The WPP boss may be smallish in stature, but he is a huge presence in adland and beyond. He has set the media landscape agenda for literally decades: remember the bath-shaped recession curve? That was Sir Martin. The L-shaped curve? Him again.
His shock resignation over the weekend after 33 years at the helm of WPP came in the wake of allegations of personal misconduct.
An internal investigation is ongoing, and the likes of Adam Crozier and Jeremy Darroch have been linked to the vacant post.
In an age where global digital platforms are reshaping the media business from advertising to commissioning content to subscriptions, the question is: what’s next?
Sir Martin tweaked the WPP formula recently through something he terms ‘horizontality’. This means cross-selling agencies within WPP to give clients better value. With many moving for scale and consolidation, the concept sounds a bit left field, but then Sorrell likes to think ahead of the curve.
Beyond the ongoing consolidation of major entertainment and TV companies, there is another big reckoning occurring in media; one that has the potential to re-set the business models of the big data-gathering tech companies.
The poster child is Facebook, whose chief executive Mark Zuckerberg has been under fire in the wake of alleged data misuse by UK firm Cambridge Analytica. The implications of how the FAANG firms are perceived by customers and regulated by governments go beyond the social media giant, however.
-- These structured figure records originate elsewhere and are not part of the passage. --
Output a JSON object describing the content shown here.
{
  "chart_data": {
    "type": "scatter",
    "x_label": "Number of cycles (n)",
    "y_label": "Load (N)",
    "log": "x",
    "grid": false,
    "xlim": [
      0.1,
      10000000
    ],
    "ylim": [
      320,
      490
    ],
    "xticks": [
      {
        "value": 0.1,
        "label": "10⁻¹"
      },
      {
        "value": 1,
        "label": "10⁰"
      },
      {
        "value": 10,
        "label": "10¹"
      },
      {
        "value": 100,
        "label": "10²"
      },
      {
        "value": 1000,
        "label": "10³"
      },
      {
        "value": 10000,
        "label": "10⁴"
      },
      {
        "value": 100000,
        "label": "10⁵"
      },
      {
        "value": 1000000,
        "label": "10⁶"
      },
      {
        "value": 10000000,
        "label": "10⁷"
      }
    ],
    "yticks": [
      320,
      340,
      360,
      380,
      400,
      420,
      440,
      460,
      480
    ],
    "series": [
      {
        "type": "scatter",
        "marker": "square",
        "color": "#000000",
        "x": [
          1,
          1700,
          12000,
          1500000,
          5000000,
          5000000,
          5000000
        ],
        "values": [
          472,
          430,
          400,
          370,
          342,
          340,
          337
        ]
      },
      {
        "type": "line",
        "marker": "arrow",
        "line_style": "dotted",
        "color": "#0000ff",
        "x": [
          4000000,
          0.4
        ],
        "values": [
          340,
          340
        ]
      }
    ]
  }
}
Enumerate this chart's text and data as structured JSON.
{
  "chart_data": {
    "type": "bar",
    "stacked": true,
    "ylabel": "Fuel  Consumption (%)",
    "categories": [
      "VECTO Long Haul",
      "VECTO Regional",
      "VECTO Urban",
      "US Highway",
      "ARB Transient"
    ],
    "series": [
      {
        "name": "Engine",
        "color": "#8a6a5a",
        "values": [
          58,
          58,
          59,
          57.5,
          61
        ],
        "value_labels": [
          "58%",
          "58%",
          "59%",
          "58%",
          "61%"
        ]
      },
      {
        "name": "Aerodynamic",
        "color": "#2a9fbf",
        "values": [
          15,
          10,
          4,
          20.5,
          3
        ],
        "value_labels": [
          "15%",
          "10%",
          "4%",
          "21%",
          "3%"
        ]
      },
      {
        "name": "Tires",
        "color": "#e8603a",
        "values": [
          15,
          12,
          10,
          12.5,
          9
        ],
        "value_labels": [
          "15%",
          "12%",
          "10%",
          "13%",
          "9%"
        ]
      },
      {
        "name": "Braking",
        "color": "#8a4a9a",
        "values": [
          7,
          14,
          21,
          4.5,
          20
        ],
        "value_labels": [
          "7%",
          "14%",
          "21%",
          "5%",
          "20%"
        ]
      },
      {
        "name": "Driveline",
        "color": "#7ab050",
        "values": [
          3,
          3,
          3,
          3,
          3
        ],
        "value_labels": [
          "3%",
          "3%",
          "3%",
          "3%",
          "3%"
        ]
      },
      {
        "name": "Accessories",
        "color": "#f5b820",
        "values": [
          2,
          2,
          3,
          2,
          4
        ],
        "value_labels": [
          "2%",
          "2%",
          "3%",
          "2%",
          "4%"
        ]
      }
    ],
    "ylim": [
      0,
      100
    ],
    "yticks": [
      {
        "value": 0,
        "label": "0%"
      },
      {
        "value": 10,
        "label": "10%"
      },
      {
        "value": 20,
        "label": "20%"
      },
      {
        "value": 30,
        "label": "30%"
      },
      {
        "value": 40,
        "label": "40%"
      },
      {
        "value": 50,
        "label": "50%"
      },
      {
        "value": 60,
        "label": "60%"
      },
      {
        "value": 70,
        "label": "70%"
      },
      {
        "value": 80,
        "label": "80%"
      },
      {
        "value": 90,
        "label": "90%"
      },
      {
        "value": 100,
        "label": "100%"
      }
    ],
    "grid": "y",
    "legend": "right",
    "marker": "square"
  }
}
“I’m not sure that Facebook will actually reform its business model to protect users’ data to the extent that many of us might like”
For those of us braving the rain in Cannes last week at Mip TV, Zuckerberg’s grilling in Congress was counter-balanced by a presentation by Facebook head of content strategy and planning Matthew Henick, who talked about a “new era of social entertainment”.
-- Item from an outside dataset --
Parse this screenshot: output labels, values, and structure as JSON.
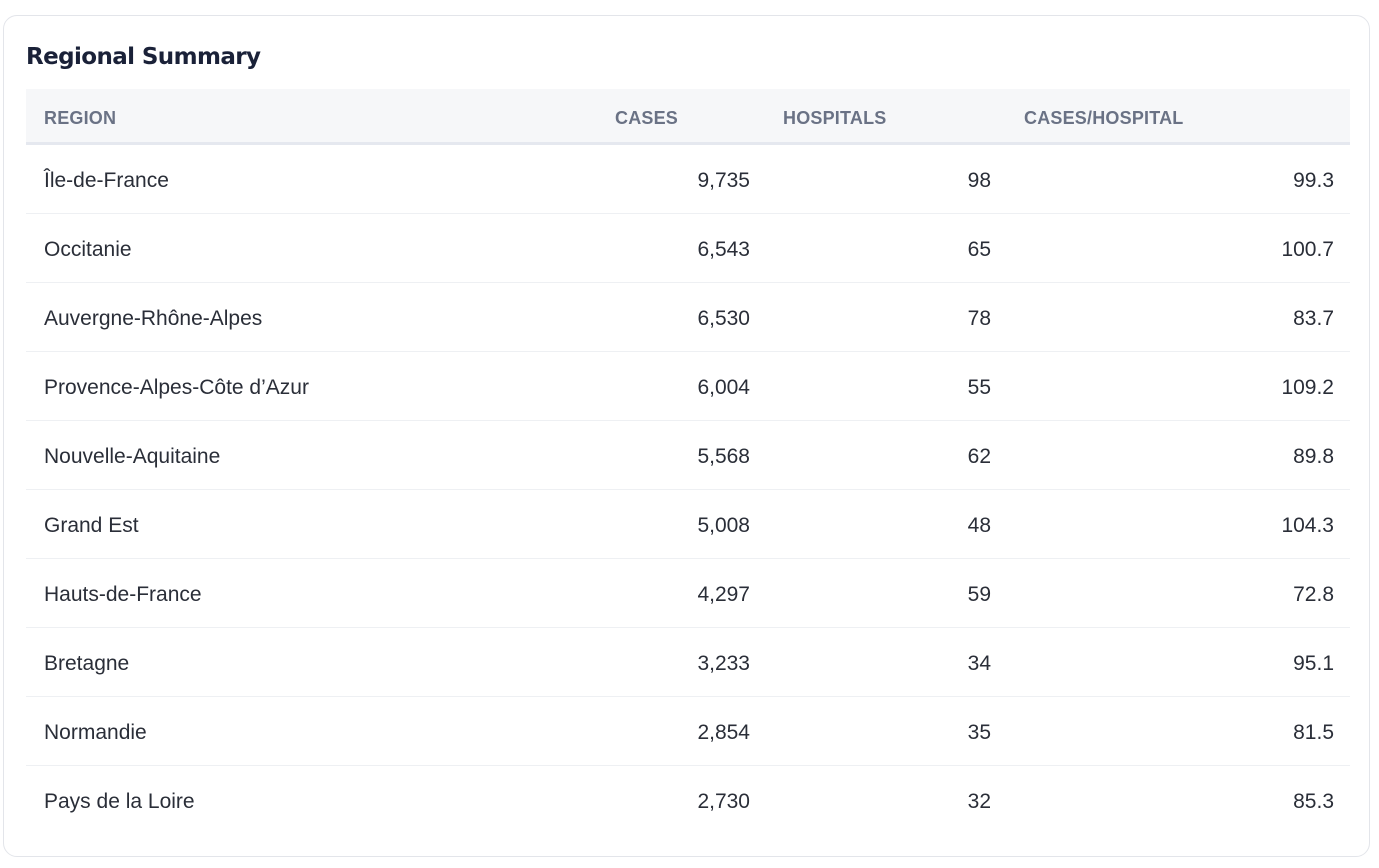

Here, social is the driver, and conventional windowing strategies will die a death as content gets to consumers via a ‘funnel’ that starts with ad-supported VoD, moves through SVoD, and ends with IRLs (‘In real life experiences’ – yes, they do still exist).
Henick told us that TV is a “window”, while mobile is social and that the social and inter active part makes IP more valuable. He pointed to Skam, the Norwegian teen drama that Facebook has purchased to repurpose for its own platform.
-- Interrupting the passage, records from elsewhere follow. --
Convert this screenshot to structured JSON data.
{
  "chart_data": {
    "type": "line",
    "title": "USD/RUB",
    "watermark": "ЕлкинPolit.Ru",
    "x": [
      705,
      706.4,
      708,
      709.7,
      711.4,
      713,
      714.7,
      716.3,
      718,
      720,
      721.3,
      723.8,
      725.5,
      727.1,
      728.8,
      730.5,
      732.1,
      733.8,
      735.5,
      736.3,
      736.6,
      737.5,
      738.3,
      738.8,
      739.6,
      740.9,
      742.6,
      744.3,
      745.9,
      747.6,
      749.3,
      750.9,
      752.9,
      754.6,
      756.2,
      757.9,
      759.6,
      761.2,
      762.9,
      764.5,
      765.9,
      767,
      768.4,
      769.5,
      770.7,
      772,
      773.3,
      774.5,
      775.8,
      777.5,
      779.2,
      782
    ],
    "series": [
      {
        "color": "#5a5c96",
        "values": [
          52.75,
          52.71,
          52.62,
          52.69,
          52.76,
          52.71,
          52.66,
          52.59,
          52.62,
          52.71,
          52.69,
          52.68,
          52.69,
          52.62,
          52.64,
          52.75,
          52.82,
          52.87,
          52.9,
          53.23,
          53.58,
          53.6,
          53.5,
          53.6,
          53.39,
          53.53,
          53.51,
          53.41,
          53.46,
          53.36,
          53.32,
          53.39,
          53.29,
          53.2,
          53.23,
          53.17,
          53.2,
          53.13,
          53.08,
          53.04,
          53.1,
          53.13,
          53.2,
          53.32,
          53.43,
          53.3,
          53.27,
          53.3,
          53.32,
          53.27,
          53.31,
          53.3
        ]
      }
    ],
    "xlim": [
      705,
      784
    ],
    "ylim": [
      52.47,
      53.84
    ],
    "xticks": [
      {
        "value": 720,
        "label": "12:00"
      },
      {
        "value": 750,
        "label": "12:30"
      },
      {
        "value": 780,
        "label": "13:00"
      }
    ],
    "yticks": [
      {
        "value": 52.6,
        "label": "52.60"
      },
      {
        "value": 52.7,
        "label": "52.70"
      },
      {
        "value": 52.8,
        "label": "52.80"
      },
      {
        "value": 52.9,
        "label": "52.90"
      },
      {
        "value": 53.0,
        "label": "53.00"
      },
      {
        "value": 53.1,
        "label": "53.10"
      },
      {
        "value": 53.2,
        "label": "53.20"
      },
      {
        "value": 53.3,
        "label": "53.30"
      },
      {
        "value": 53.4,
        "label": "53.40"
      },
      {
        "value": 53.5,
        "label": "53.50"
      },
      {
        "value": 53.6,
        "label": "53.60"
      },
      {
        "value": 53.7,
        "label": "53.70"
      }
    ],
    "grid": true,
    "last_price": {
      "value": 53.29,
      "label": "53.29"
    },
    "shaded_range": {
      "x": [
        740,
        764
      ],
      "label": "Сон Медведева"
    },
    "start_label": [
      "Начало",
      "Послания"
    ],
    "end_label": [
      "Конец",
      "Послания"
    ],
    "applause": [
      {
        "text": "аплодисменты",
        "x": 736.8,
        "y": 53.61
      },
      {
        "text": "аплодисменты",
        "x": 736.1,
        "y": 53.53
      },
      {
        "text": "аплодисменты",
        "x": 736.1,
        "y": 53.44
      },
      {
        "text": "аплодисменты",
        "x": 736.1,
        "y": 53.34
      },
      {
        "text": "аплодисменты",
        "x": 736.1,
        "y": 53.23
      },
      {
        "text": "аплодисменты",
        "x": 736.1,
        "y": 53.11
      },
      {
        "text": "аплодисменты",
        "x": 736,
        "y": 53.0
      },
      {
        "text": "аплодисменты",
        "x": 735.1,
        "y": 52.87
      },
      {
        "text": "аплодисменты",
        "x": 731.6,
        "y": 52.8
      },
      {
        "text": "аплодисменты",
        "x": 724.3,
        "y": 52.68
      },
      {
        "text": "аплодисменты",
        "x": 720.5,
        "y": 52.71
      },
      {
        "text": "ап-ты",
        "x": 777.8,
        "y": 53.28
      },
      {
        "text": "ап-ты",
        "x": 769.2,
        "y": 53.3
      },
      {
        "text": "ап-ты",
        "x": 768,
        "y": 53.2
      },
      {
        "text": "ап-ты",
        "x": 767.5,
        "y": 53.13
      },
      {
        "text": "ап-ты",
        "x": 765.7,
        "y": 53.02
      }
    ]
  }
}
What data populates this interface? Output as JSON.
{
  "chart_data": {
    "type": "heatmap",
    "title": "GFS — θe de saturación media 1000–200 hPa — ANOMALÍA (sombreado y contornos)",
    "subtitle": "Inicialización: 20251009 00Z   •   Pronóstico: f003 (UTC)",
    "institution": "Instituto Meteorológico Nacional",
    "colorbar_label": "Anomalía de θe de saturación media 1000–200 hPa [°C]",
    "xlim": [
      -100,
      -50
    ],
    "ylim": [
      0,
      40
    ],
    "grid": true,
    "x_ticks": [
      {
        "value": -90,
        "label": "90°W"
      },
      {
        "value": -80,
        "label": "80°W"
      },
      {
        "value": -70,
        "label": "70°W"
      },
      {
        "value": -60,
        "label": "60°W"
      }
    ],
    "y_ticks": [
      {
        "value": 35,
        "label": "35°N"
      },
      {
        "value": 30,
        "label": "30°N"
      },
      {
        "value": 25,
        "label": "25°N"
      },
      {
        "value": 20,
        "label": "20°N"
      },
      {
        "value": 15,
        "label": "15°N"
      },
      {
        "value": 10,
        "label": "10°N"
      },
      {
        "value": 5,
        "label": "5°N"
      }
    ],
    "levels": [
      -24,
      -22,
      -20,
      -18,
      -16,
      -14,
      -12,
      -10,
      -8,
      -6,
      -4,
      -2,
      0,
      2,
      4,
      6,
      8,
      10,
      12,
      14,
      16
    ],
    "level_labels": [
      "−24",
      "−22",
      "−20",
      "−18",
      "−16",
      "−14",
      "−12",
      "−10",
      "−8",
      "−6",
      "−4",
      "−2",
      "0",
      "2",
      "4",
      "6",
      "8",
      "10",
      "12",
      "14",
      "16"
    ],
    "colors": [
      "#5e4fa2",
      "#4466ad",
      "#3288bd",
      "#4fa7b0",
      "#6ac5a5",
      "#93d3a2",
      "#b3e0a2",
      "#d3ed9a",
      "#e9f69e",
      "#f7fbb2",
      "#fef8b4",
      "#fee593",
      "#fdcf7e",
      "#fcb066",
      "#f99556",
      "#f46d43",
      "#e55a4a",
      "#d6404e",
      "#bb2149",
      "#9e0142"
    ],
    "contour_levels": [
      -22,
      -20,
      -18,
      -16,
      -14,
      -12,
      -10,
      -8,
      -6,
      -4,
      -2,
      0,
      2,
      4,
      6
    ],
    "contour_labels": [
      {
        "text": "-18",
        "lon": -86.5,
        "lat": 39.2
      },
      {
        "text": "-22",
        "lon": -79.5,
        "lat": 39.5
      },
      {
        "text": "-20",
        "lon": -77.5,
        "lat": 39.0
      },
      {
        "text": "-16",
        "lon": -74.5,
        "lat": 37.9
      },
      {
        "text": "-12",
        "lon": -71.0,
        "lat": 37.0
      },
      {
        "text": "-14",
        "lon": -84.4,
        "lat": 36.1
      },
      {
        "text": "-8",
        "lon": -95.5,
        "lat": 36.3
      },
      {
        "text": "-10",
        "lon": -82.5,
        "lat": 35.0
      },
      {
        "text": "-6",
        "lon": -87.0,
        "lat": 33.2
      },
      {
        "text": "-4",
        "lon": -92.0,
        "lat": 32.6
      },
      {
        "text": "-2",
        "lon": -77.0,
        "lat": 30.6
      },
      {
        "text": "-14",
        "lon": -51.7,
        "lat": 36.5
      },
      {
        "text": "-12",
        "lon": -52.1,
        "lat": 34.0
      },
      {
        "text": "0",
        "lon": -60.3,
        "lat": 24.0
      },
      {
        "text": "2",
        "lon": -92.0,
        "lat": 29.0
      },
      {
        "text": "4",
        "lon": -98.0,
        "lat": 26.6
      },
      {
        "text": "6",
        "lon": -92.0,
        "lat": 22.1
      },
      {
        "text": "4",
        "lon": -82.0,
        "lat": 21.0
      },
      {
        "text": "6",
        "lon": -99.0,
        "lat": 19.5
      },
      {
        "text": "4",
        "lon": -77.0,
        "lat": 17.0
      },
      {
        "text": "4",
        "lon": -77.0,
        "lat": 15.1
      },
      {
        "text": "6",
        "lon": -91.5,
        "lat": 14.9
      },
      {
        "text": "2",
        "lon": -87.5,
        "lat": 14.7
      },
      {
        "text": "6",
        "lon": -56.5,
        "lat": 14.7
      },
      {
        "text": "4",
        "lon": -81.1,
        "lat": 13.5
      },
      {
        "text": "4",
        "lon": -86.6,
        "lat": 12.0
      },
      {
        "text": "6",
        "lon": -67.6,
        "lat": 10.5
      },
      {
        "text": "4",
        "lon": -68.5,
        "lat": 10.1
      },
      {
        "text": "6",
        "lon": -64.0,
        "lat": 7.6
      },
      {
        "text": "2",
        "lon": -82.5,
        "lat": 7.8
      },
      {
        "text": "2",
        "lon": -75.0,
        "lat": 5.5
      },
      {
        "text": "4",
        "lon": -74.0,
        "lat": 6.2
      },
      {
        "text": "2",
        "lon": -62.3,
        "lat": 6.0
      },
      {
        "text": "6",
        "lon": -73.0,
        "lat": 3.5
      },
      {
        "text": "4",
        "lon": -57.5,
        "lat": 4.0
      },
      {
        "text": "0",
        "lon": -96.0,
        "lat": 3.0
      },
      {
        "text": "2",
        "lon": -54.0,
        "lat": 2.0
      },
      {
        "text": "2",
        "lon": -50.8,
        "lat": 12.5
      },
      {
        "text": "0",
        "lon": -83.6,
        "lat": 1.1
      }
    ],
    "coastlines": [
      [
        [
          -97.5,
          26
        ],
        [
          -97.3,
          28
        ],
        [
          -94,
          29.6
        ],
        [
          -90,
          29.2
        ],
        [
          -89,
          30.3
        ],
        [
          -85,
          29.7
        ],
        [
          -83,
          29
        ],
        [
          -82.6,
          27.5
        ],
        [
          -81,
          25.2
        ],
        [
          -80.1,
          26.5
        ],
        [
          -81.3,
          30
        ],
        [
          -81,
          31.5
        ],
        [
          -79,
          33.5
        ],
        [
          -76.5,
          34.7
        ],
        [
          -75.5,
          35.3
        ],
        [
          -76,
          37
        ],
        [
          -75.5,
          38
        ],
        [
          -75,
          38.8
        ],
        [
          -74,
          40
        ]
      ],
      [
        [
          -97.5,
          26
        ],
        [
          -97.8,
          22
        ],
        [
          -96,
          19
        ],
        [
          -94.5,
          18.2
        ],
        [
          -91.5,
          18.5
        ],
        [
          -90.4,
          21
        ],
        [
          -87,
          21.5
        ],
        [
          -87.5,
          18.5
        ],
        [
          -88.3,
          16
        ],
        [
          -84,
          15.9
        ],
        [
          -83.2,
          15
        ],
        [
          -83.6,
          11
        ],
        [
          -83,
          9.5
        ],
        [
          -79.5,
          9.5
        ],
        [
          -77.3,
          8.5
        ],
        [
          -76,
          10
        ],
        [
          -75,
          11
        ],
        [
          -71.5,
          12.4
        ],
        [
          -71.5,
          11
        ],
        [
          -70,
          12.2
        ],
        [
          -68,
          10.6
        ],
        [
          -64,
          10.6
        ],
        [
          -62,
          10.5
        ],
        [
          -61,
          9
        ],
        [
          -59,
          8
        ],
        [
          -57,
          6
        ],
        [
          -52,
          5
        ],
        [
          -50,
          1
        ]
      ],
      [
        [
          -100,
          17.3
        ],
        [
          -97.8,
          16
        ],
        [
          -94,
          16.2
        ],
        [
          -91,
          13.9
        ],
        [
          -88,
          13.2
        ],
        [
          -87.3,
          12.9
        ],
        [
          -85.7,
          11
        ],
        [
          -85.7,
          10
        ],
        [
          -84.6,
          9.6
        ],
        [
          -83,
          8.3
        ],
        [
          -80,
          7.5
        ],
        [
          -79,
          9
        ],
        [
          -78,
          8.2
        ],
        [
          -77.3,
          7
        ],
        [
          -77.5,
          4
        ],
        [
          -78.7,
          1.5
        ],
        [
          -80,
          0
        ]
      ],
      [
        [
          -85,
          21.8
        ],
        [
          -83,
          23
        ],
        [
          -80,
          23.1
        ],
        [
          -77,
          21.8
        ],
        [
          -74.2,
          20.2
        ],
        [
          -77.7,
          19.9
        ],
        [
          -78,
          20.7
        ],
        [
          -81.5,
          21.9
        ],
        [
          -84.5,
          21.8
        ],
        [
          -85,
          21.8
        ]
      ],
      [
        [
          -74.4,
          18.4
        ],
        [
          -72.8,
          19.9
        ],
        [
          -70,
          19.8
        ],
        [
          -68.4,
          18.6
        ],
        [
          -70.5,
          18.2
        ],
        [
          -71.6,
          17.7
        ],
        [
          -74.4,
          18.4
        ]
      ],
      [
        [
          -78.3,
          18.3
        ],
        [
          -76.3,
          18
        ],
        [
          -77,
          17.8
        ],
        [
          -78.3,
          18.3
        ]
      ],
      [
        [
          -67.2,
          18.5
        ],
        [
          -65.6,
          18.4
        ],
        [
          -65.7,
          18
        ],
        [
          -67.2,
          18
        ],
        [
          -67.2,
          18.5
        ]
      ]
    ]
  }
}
Thankfully for those in the content creation business, Henick believes that a “compelling story” is still key. But for Facebook, while the story is the “video spine” of the experience, it’s the interactions with the audience (the “second script”) that make the content compelling.
Make no mistake, this is not the Netflix model, which Henick says is passive viewing of TV-like content. The brave new Facebook video world is all about lean-forward, social entertainment.
Henick believes this is the new normal. He may be right – but only partly.
There are other ways to engage audiences: one example from Mip TV was a multi-territory scripted project called The Net, in which the perceived hero in one country may turn out to be the villain in another – a twist on multi-viewpoint drama.
It’s been an interesting period, with Mip TV offering clues as to the next attention-getting content, to Facebook’s public mea culpa and the end of Sir Martin. I’ll miss the latter’s metaphors on the economy and the media business.
Meanwhile, I’m not sure that Facebook will actually reform its business model to protect users’ data to the extent that many of us might like. The age of social entertainment may be coming, but I think it will remain a subset to those who want to be delivered a fully formed story.
Only tomorrow will tell – and that’s 24 hours away.